19. Before we decide if we should conduct a detailed investigation of a complaint, we look at whether there are signs the organisation has got something wrong. We do this by comparing what should have happened with what did happen. We have done this and have not found any indications that something has gone wrong. We know this may be upsetting for Miss W and Mr W’s wider family. We hope our investigation provides some resolution for the family by showing that there is no indication that further action by the Practice could have changed the sad outcome of this matter.
20. We considered the Practice’s actions after Mr W’s initial contact at the start of May 2024. The practice uses an online system called eConsult. This is where patients with urgent concerns can submit a summary to the practice, via its website, between 5am and 12pm. Patients who use eConsult are guaranteed a same-day telephone appointment.
21. Mr W submitted an eConsult at 10.47am detailing his chest pain and was offered an afternoon telephone appointment that same day. We do see this as prompt and effective service and in line with the Practice’s promised procedure.
22. We then considered the telephone consultation. From the notes provided by the Practice, it appears this discussion was a reiteration of the detail identified in the eConsult, that Mr W suffered chest pain with the added mention of a cough that brought up phlegm.

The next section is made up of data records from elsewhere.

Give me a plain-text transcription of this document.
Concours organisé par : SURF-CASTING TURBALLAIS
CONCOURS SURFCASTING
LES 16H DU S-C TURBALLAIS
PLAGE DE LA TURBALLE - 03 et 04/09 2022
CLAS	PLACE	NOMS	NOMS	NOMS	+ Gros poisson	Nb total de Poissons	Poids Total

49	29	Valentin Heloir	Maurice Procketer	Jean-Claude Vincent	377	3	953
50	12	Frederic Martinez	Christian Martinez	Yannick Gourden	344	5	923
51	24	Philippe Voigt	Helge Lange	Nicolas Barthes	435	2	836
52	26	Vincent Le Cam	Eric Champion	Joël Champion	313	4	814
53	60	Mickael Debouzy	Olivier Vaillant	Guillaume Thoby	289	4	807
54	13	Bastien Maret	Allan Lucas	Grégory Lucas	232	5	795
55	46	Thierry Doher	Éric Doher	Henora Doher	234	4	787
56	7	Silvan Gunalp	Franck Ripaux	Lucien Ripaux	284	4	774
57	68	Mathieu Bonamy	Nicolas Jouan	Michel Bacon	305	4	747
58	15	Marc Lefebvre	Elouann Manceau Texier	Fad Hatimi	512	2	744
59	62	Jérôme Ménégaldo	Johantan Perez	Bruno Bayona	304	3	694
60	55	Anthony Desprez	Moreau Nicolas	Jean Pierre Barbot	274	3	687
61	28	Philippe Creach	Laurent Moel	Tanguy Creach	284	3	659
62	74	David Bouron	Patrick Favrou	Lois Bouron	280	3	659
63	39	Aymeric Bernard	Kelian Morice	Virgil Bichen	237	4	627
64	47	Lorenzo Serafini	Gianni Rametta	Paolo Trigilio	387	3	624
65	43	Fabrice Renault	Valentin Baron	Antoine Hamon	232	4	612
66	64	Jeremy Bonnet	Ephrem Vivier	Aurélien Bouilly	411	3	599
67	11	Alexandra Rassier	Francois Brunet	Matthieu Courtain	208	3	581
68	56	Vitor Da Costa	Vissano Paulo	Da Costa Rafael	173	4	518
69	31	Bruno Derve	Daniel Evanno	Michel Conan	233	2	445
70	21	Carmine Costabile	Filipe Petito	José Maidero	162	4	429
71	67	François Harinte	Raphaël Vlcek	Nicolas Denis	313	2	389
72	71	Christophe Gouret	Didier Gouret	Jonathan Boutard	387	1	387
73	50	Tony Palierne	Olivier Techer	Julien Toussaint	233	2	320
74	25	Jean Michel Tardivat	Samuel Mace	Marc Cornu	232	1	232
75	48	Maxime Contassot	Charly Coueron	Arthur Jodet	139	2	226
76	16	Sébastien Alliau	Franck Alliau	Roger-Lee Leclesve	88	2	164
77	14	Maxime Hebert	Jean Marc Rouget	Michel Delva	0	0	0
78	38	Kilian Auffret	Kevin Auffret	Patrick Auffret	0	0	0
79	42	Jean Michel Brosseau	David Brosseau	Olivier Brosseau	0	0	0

23. The notes show the Practice offered Mr W a face to face appointment that same day. Sadly, Mr W was unable to attend due to lack of transport. An alternative, face to face appointment was then arranged for the following day. As we do not have any evidence to the contrary or an independent method of verifying what was said on this call, we are obliged to accept these records as fact.
24. We sought advice from our independent GP adviser (our adviser) to better understand if the Practice should have done more given Mr W’s medical history. Our adviser noted that there are no recommendations, either in the August 2022 NICE clinical knowledge summary or in general NHS guidance, to diagnose chest pain over a telephone appointment. These diagnoses should only be made face to face, and we note the Practice made all reasonable efforts to do so as soon as possible.
25. We appreciate that the Practice have acknowledged that its notetaking of the telephone consultation could be improved. This would have given a deeper level of detail about the issue to the person conducting the face to face appointment. We cannot, however, say that there are any indications of failing in how the telephone appointment was conducted.
26. In order to assess the face to face appointment we have considered the clinical records, the response letter from the Practice and sought our adviser’s position on the same. Our adviser has directed us towards the NICE CG95 guidance on assessing chest pain and the clinical knowledge summary (CKS) on chest infections.
27. Our adviser said if a patient attends a Practice with chest pain, it may be appropriate for the GP to immediately refer them to emergency care. However, our adviser also notes that the records and the Practice’s position in the response letter of 30 August 2024, show that the issue may be more nuanced than first appears.
28. A starting point is that the Practice note Mr W informed them via the telephone appointment that he had a cough that brought up phlegm. It is identified in the NICE CKS, that a productive cough (coughing up phlegm), along with some forms of chest pain could be a sign of a chest infection.
29. The documents provided by the Practice also show in the records that Mr W identified the pain as ebbing and flowing (coming and going), and did not worsen after physical movement around the surgery as directed by the GP.
30. The GP also states that Mr W’s breathing did not notably change at this time, and whilst his blood pressure was higher than normal, it was not so high to raise any concern. The NICE CKS on chest infections does show that these are symptoms that are indicative of chest infections and so it does appear that the Practice diagnosis and treatment option were reasonable.
31. What should be considered is Mr W’s history of angina. We sought the input of our adviser who directed us to the NICE CG95 guidance, section 1.3.3.1 which states anginal pain can only be considered if,
• the patient has constricting pain in the chest, neck shoulders jaws or arms • this pain is precipitated (increased) by physical exertion • the pain is relieved by rest or a GTN spray.
32. We know from Mr W’s own reports that he had constricting pain and that the pain was relived via the use of his GTN spray. However, what the clinical records do show is that at the face to face assessment Mr W’s pain was not precipitated or caused by physical exertion. Therefore, we cannot say the Practice did not assess Mr W for anginal pain nor that he exhibited all of the expected symptoms as detailed in the NICE CG95 guidance.
33. It is pleasing to see the Practice undertook a comprehensive significant event analysis of this issue on the back of this complaint. It has taken steps to make reasonable improvements to its services, including taking further detail from telephone appointment patients and in pain triage.
34. Given we are unable to find any indication of failing in the actions in how the Practice treated Mr W, it is our decision to conclude our investigation here.
35. We hope that this decision provides some resolution for Miss W and her family, and they have our condolences.
36. It is important to acknowledge that where we have not identified any indications that something went wrong, it does not detract from the family’s experience, nor the impact this has had on them.
37. Complaints give us valuable insight into the organisations we investigate, and we recognise this has been an emotionally challenging process for Miss W and her family. We would like to thank Miss W for sharing the family's experience with us.